EMC reported revenues of $7.01 billion during fourth quarter (Q4) of 2015, essentially the same as Q4 2014 but short of Wall Street analyst expectations of $7.12 billion. The company booked $1.3 billion in profits, an earnings-per-share performance of $0.65, in line with analyst estimates.

For the entire 2015 fiscal year, EMC generated $24.78 in revenues, a 1 percent year-over-year increase. This comes despite a dip in annual sales in EMC’s traditional enterprise data storage division.

Last quarter, the company’s Information Infrastructure business experienced a 4 percent year-over-year decline in sales to $5.07 billion. For the year, sales fell 2 percent to $17.89 billion.

During an earnings conference call this morning, Joe Tucci, CEO of EMC, described his company’s financial performance during Q4 as “mixed” before expressing his disappointment in falling “a bit short on revenue.” Tucci said 2015 was “a tumultuous year” punctuated by sharp declines in sales in emerging markets. Geopolitical unrest in Russia and the Middle East, economic challenges in China and a strong U.S. dollar added to the company’s challenges in the marketplace.

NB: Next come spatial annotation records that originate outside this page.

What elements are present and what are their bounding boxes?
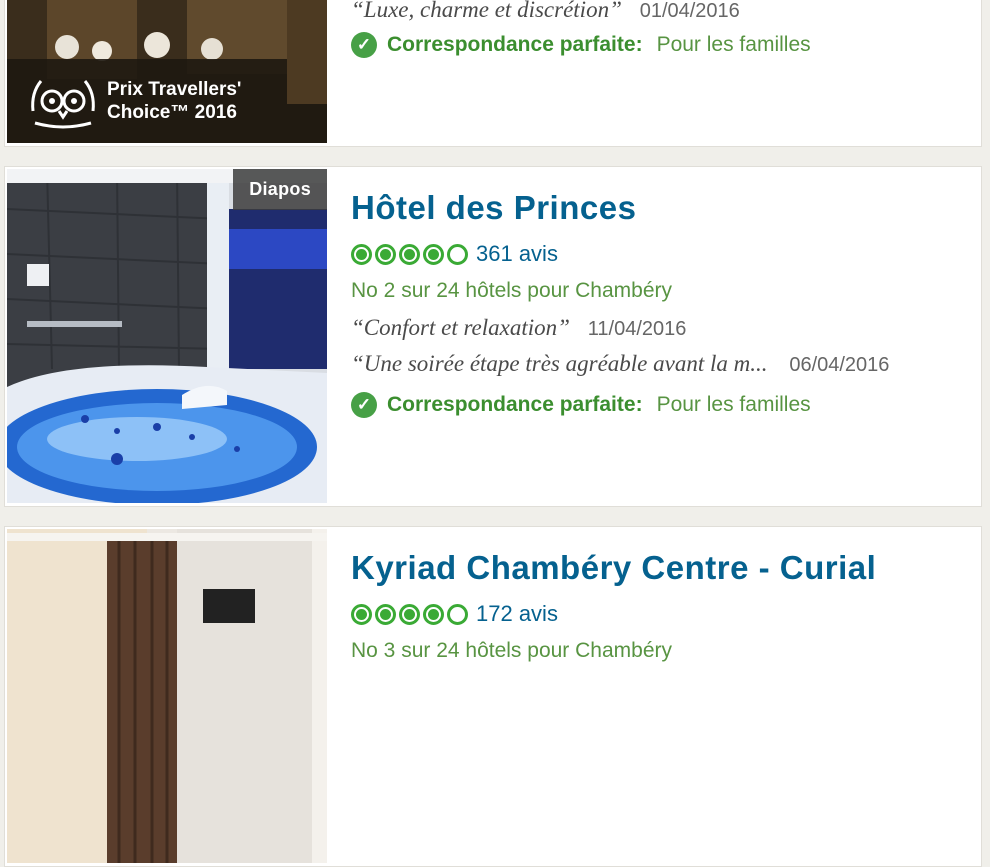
hotel-title[interactable]: Hôtel des Princes [351, 189, 636, 227]
match-row: ✓ Correspondance parfaite: Pour les fami… [351, 392, 811, 418]
match-row: ✓ Correspondance parfaite: Pour les fami… [351, 32, 811, 58]
rating-bubble-icon [423, 243, 444, 265]
review-date: 11/04/2016 [587, 318, 687, 340]
match-value: Pour les familles [656, 33, 811, 56]
hotel-photo[interactable] [7, 529, 327, 863]
rating-row: 361 avis [351, 239, 558, 269]
rating-row: 172 avis [351, 599, 558, 629]
rating-bubble-icon [375, 603, 396, 625]
bubble-rating [351, 603, 468, 625]
review-quote[interactable]: “Luxe, charme et discrétion” [351, 0, 622, 22]
hotel-listing-card: Diapos Hôtel des Princes 361 avis No 2 s… [4, 166, 982, 507]
rating-bubble-icon [447, 243, 468, 265]
ranking-text: No 3 sur 24 hôtels pour Chambéry [351, 639, 672, 662]
award-line-1: Prix Travellers' [107, 79, 242, 100]
award-line-2: Choice™ 2016 [107, 102, 237, 123]
review-snippet[interactable]: “Luxe, charme et discrétion” 01/04/2016 [351, 0, 740, 23]
review-quote[interactable]: “Une soirée étape très agréable avant la… [351, 351, 767, 376]
review-quote[interactable]: “Confort et relaxation” [351, 315, 570, 340]
rating-bubble-icon [399, 603, 420, 625]
hotel-listing-card: Kyriad Chambéry Centre - Curial 172 avis… [4, 526, 982, 867]
review-snippet[interactable]: “Une soirée étape très agréable avant la… [351, 351, 889, 377]
travellers-choice-award: Prix Travellers' Choice™ 2016 [27, 71, 241, 131]
rating-bubble-icon [375, 243, 396, 265]
hotel-photo[interactable]: Prix Travellers' Choice™ 2016 [7, 0, 327, 143]
hotel-photo[interactable]: Diapos [7, 169, 327, 503]
hotel-title[interactable]: Kyriad Chambéry Centre - Curial [351, 549, 876, 587]
ranking-text: No 2 sur 24 hôtels pour Chambéry [351, 279, 672, 302]
bubble-rating [351, 243, 468, 265]
rating-bubble-icon [447, 603, 468, 625]
hotel-listing-card: Prix Travellers' Choice™ 2016 “Luxe, cha… [4, 0, 982, 147]
match-label: Correspondance parfaite: [387, 33, 643, 56]
review-date: 01/04/2016 [639, 0, 740, 22]
rating-bubble-icon [351, 603, 372, 625]
tripadvisor-owl-icon [31, 80, 95, 129]
match-value: Pour les familles [656, 393, 811, 416]
review-count-link[interactable]: 361 avis [476, 241, 558, 267]
rating-bubble-icon [423, 603, 444, 625]
match-label: Correspondance parfaite: [387, 393, 643, 416]
check-circle-icon: ✓ [351, 392, 377, 418]
slideshow-badge[interactable]: Diapos [233, 169, 327, 210]
review-snippet[interactable]: “Confort et relaxation” 11/04/2016 [351, 315, 686, 341]
review-count-link[interactable]: 172 avis [476, 601, 558, 627]
rating-bubble-icon [351, 243, 372, 265]
check-circle-icon: ✓ [351, 32, 377, 58]
review-date: 06/04/2016 [789, 354, 890, 376]
rating-bubble-icon [399, 243, 420, 265]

The IT-buying landscape is also experiencing a shift, Tucci observed.

“As companies transform their businesses, we see them changing their traditional operating model and buying patterns,” said Tucci. “To fund these new initiatives, customers are reducing costs in their traditional applications and infrastructures. As a result, this is one of the most disruptive periods in the history of IT for vendors as they manage customer transitions from the old to the new.”

One bright spot is flash storage. Since launching its XtremIO all-flash arrays, the division has “experienced explosive growth and is the clear market leader by a wide margin,” said Tucci. EMC is also working on incorporating the latest flash storage technologies into its VNX and VMAX enterprise storage arrays, he added.

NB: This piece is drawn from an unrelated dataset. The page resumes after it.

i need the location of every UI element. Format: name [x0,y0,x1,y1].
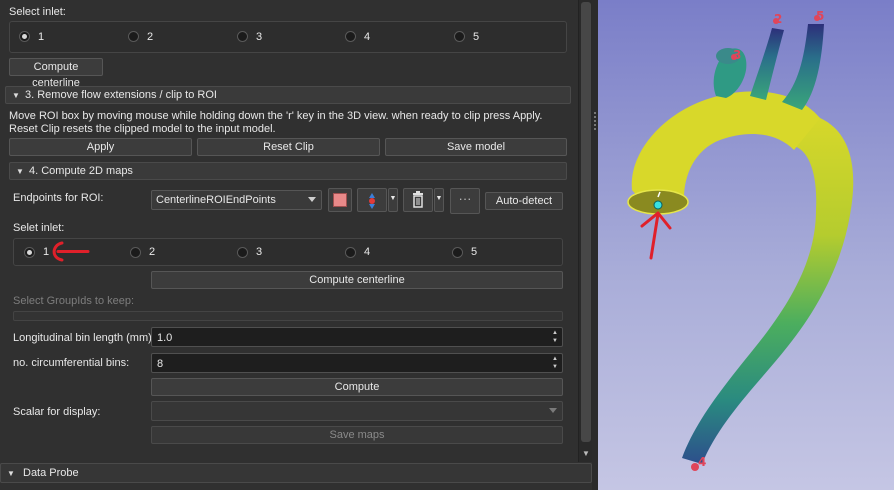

Finally, addressing the massive Dell-EMC merger, Tucci said the deal is “on track under the original terms and timeline. On Oct. 12, the companies announced that Dell was acquiring EMC for $67 billion, as amount that qualifies the transaction as the largest technology deal in history. The deal is expected to close in mid-2016.

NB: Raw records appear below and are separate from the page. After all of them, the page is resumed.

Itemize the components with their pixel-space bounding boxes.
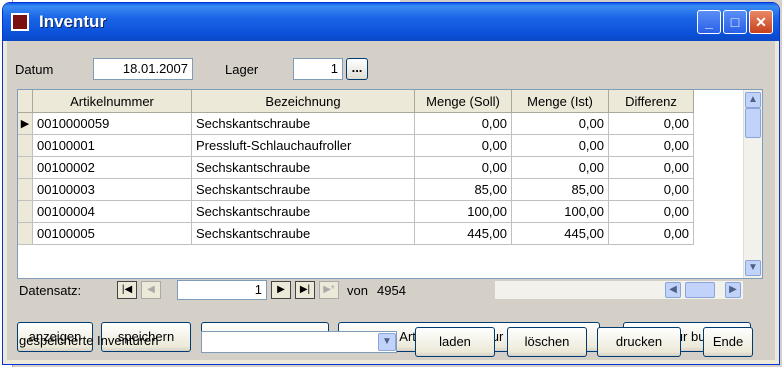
- column-header-artikelnummer[interactable]: Artikelnummer: [32, 90, 192, 113]
- row-selector[interactable]: [18, 200, 33, 223]
- row-selector[interactable]: [18, 222, 33, 245]
- record-label: Datensatz:: [19, 283, 82, 298]
- cell-artikelnummer[interactable]: 00100001: [32, 134, 192, 157]
- cell-menge-ist[interactable]: 0,00: [511, 156, 609, 179]
- inventory-grid[interactable]: Artikelnummer Bezeichnung Menge (Soll) M…: [17, 89, 763, 279]
- table-row[interactable]: 00100005 Sechskantschraube 445,00 445,00…: [18, 222, 694, 245]
- cell-artikelnummer[interactable]: 00100004: [32, 200, 192, 223]
- cell-menge-ist[interactable]: 445,00: [511, 222, 609, 245]
- cell-differenz[interactable]: 0,00: [608, 200, 694, 223]
- cell-menge-soll[interactable]: 0,00: [414, 134, 512, 157]
- column-header-bezeichnung[interactable]: Bezeichnung: [191, 90, 415, 113]
- date-field[interactable]: 18.01.2007: [93, 58, 193, 80]
- cell-differenz[interactable]: 0,00: [608, 222, 694, 245]
- cell-menge-soll[interactable]: 85,00: [414, 178, 512, 201]
- new-record-icon[interactable]: ▶*: [319, 281, 339, 299]
- close-button[interactable]: ✕: [749, 10, 773, 34]
- saved-inventories-label: gespeicherte Inventuren: [19, 333, 159, 348]
- cell-artikelnummer[interactable]: 0010000059: [32, 112, 192, 135]
- cell-menge-soll[interactable]: 445,00: [414, 222, 512, 245]
- drucken-button[interactable]: drucken: [597, 327, 681, 357]
- inventur-window: Inventur _ □ ✕ Datum 18.01.2007 Lager 1 …: [2, 2, 780, 365]
- cell-differenz[interactable]: 0,00: [608, 112, 694, 135]
- loeschen-button[interactable]: löschen: [507, 327, 587, 357]
- cell-bezeichnung[interactable]: Pressluft-Schlauchaufroller: [191, 134, 415, 157]
- cell-bezeichnung[interactable]: Sechskantschraube: [191, 178, 415, 201]
- table-row[interactable]: 00100003 Sechskantschraube 85,00 85,00 0…: [18, 178, 694, 201]
- scroll-down-icon[interactable]: ▼: [745, 260, 761, 276]
- date-label: Datum: [15, 62, 54, 77]
- record-number-field[interactable]: 1: [177, 280, 267, 300]
- chevron-down-icon[interactable]: ▼: [378, 333, 396, 351]
- next-record-icon[interactable]: ▶: [271, 281, 291, 299]
- table-row[interactable]: 00100001 Pressluft-Schlauchaufroller 0,0…: [18, 134, 694, 157]
- last-record-icon[interactable]: ▶|: [295, 281, 315, 299]
- table-header-row: Artikelnummer Bezeichnung Menge (Soll) M…: [18, 90, 694, 113]
- scroll-left-icon[interactable]: ◀: [665, 282, 681, 298]
- row-selector-header: [18, 90, 33, 113]
- horizontal-scroll-thumb[interactable]: [685, 282, 715, 298]
- record-of-label: von: [347, 283, 368, 298]
- first-record-icon[interactable]: |◀: [117, 281, 137, 299]
- window-title: Inventur: [39, 12, 107, 31]
- cell-menge-soll[interactable]: 0,00: [414, 156, 512, 179]
- app-icon: [11, 13, 29, 31]
- grid-vertical-scrollbar[interactable]: ▲ ▼: [743, 90, 762, 278]
- cell-menge-ist[interactable]: 0,00: [511, 134, 609, 157]
- table-row[interactable]: ▶ 0010000059 Sechskantschraube 0,00 0,00…: [18, 112, 694, 135]
- column-header-differenz[interactable]: Differenz: [608, 90, 694, 113]
- cell-menge-ist[interactable]: 85,00: [511, 178, 609, 201]
- laden-button[interactable]: laden: [415, 327, 495, 357]
- maximize-button[interactable]: □: [723, 10, 747, 34]
- previous-record-icon[interactable]: ◀: [141, 281, 161, 299]
- scroll-up-icon[interactable]: ▲: [745, 92, 761, 108]
- cell-artikelnummer[interactable]: 00100003: [32, 178, 192, 201]
- cell-bezeichnung[interactable]: Sechskantschraube: [191, 156, 415, 179]
- lager-browse-button[interactable]: ...: [346, 58, 368, 80]
- cell-menge-ist[interactable]: 0,00: [511, 112, 609, 135]
- record-total: 4954: [377, 283, 406, 298]
- minimize-button[interactable]: _: [697, 10, 721, 34]
- cell-bezeichnung[interactable]: Sechskantschraube: [191, 222, 415, 245]
- row-selector[interactable]: [18, 178, 33, 201]
- cell-differenz[interactable]: 0,00: [608, 156, 694, 179]
- cell-menge-ist[interactable]: 100,00: [511, 200, 609, 223]
- grid-horizontal-scrollbar[interactable]: ◀ ▶: [495, 281, 743, 299]
- saved-inventories-select[interactable]: [201, 331, 397, 353]
- row-selector[interactable]: [18, 156, 33, 179]
- scroll-thumb[interactable]: [745, 108, 761, 138]
- row-selector[interactable]: ▶: [18, 112, 33, 135]
- cell-menge-soll[interactable]: 100,00: [414, 200, 512, 223]
- cell-bezeichnung[interactable]: Sechskantschraube: [191, 112, 415, 135]
- title-bar[interactable]: Inventur _ □ ✕: [3, 3, 779, 41]
- inventory-table: Artikelnummer Bezeichnung Menge (Soll) M…: [18, 90, 694, 245]
- cell-bezeichnung[interactable]: Sechskantschraube: [191, 200, 415, 223]
- scroll-right-icon[interactable]: ▶: [725, 282, 741, 298]
- table-row[interactable]: 00100002 Sechskantschraube 0,00 0,00 0,0…: [18, 156, 694, 179]
- cell-differenz[interactable]: 0,00: [608, 134, 694, 157]
- lager-field[interactable]: 1: [293, 58, 343, 80]
- record-navigator: Datensatz: |◀ ◀ 1 ▶ ▶| ▶* von 4954 ◀ ▶: [17, 279, 763, 301]
- column-header-menge-soll[interactable]: Menge (Soll): [414, 90, 512, 113]
- client-area: Datum 18.01.2007 Lager 1 ... Artikelnumm…: [7, 41, 775, 360]
- ende-button[interactable]: Ende: [703, 327, 753, 357]
- cell-menge-soll[interactable]: 0,00: [414, 112, 512, 135]
- table-row[interactable]: 00100004 Sechskantschraube 100,00 100,00…: [18, 200, 694, 223]
- cell-artikelnummer[interactable]: 00100005: [32, 222, 192, 245]
- cell-differenz[interactable]: 0,00: [608, 178, 694, 201]
- row-selector[interactable]: [18, 134, 33, 157]
- lager-label: Lager: [225, 62, 259, 77]
- column-header-menge-ist[interactable]: Menge (Ist): [511, 90, 609, 113]
- cell-artikelnummer[interactable]: 00100002: [32, 156, 192, 179]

“Our new company will be incredibly well-positioned for growth in the most strategic areas of next generation IT including digital transformation, software-defined data center, converged infrastructure, cloud, mobile and security,” said Michael Dell in an open letter to customers announcing the acquisition. “We are extremely advantaged by having a foundation to build upon that features two of the world’s greatest technology franchises with leadership positions in servers, storage, virtualization and PCs.”